Writing a chip driver

For parallel/LPC/FWH chips:

  • Check if you can use the stuff in jedec.c . If yes, use the functions directly instead of copying them.
  • If jedec.c is not compatible with your chip, try to find a chip driver file which works for your chip. Use these functions directly instead of copying them.

For SPI chips:

  • spi.c contains both chip-specific command functions and SPI general infrastructure. Try to find compatible functions in there and use them directly instead of copying. spi.c will be split into infrastructure and chip commands in the future, so check if this note still applies.

For all chips:

  • Hook up the driver functions in flashchips.c . Easiest way is to copy the entry for a similar chip and modify as needed.
  • IDs are defined in flashchips.h which also acts as a database for IDs not yet hooked up and IDs which are aliases for other chips (see the comments in there).

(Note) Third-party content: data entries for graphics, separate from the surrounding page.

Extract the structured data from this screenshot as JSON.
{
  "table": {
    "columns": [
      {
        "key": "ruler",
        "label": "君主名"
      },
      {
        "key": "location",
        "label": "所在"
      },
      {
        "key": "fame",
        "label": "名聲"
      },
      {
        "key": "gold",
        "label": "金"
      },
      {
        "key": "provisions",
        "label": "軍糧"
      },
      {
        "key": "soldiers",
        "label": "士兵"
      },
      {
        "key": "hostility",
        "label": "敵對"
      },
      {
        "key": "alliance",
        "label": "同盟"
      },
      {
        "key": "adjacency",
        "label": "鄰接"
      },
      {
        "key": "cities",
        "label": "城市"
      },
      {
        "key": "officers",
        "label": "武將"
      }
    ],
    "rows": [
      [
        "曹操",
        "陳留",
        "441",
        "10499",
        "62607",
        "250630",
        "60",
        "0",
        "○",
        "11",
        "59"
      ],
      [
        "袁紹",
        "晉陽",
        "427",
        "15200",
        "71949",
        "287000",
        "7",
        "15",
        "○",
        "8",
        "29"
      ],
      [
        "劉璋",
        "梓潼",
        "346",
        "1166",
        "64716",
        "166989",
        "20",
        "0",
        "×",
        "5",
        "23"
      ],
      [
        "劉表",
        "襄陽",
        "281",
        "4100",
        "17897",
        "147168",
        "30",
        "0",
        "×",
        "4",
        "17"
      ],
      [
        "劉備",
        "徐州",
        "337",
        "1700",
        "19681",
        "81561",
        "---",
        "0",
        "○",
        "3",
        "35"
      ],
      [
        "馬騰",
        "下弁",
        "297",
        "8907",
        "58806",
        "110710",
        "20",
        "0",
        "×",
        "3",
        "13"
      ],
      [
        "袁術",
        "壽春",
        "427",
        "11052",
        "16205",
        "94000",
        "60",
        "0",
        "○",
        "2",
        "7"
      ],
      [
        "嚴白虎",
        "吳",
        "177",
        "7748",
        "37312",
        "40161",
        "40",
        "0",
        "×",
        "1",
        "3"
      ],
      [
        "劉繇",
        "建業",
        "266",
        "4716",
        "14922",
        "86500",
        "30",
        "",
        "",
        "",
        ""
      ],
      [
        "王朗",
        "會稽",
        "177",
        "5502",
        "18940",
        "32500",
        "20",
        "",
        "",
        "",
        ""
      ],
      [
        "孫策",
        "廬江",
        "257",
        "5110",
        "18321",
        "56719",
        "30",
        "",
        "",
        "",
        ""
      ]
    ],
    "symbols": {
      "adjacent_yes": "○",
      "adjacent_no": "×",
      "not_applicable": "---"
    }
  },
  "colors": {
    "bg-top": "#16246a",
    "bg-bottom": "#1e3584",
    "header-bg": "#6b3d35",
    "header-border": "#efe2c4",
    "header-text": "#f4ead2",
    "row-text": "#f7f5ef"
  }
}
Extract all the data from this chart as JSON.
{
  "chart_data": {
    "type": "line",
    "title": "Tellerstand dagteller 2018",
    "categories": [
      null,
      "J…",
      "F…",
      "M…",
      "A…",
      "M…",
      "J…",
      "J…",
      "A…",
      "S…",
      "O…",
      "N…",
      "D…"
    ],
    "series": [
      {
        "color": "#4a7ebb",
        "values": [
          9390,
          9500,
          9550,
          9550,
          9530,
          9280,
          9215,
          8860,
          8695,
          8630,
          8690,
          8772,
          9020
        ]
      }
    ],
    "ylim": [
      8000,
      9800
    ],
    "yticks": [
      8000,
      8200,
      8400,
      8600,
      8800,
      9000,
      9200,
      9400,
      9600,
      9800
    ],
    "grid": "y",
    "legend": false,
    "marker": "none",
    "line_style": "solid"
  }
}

Writing a programmer driver

This task entirely depends on the communication protocol you want to use for talking to the chip. There are two main interface classes: Address-value pairs (Parallel/LPC/FWH protocols) and explicit commands (SPI). Our generic programmer infrastructure can handle both, even in the same programmer.

The easiest way to get started is to hack dummyflasher.c which supports both interface classes. You get immediate results by running

flashrom -p dummy

without having to touch a single line outside dummyflasher.c . Once your hacked up dummyflasher does something useful, we strongly suggest post it to the mailing list. Then we can help you separate your code from dummyflasher and make it a real driver on its own (some of us have predefined templates for that). You don't have to touch any code or Makefile outside your driver if you don't want to.

A new programmer driver is automatically added to the output of flashrom --help and the only file you have to touch outside your own driver file is the man page. Qualified help is available for that task, so you can get by with supplying the text if you don't know man page syntax.

Generally, we recommend to submit early and often, even if your code is nowhere near ready. Maybe someone else already has unfinished/unreleased code for your favourite programmer.

Programmer drivers can be merged even if they are not completely working yet, but they will be disabled by default in that case. You save yourself the hassle of carring a large patch forward and can contentrate on driver development instead of forward porting your patch every few commits (which is painful to do over large time periods). Plus, your code gets some exposure on the list and interested users may help with development and debugging.